I felt horrible for the federal employees and their families who experienced severe financial challenges as a result of going without pay for a month. How stressful to be concerned about trying to cover basic needs and not knowing how long it would be until the next paycheck would arrive. I have tremendous empathy for these families. As a financial advisor, my biggest professional takeaway is the need for an increased focus on financial education and wellness in our country.
I grew up fortunate to have been taught the value and importance of saving money for a rainy day and for building long-term financial security. My father repeatedly preached the value of saving money for as long as I can remember. Far back in my early 20s, when my wife and I combined to make very little money, we made sure the bank continued to grow for the “what if” scenario and that retirement was funded for long-term security. I have built a career out of advising people on their finances and investments, and I believe the national experience of the last six weeks screams for a need to prioritize financial health in the U.S.

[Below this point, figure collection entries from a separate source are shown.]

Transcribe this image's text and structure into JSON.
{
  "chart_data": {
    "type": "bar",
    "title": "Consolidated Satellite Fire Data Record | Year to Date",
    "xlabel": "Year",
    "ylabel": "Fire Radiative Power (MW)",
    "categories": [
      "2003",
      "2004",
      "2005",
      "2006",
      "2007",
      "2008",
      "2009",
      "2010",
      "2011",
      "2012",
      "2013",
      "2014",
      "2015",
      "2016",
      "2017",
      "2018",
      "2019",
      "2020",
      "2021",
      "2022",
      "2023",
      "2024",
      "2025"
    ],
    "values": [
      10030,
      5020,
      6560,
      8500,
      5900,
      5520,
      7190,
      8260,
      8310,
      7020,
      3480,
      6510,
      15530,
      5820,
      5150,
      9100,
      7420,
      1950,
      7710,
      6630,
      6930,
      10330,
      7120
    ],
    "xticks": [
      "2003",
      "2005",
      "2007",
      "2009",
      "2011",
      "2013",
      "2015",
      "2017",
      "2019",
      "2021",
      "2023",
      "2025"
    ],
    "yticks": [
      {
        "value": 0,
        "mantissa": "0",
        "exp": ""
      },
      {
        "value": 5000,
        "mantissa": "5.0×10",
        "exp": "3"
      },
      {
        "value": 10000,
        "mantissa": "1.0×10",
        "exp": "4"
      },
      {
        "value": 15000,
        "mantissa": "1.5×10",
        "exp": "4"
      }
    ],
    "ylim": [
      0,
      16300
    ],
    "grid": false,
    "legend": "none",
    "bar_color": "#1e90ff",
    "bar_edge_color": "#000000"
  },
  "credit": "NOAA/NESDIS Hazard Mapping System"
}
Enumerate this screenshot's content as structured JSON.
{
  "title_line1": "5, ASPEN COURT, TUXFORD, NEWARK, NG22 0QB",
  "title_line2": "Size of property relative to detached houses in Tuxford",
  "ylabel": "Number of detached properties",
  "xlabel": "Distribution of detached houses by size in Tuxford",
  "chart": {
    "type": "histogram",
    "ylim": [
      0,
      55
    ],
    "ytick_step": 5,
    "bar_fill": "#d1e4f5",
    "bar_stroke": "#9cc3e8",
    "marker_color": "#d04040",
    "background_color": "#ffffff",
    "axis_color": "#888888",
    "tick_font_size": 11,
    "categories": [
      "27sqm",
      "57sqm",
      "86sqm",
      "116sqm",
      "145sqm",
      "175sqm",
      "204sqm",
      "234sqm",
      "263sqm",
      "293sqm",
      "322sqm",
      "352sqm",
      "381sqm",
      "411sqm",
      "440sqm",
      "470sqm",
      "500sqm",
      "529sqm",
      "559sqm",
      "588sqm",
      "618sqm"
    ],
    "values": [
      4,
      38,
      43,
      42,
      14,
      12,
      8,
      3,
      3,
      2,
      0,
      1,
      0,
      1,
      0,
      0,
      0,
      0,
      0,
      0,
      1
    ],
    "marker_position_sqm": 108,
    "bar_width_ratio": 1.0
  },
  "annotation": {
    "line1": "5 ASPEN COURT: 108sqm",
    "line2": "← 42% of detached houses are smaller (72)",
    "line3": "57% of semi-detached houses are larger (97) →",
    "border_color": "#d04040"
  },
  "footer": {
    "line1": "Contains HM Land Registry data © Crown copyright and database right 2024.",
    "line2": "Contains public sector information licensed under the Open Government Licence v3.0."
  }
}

How do we do this? I believe financial wellness should become a standard employee benefit with employers receiving a tax credit incentive to help with funding this employee benefit. Public and private schools need to have basic financial education for students starting in preschool. Finally, there needs to be public service announcements educating the public on financial wellness.
A financially well person is a better employee and in general a more productive member of society. The government shutdown should be a tipping point for a national conversation and action on financial wellness.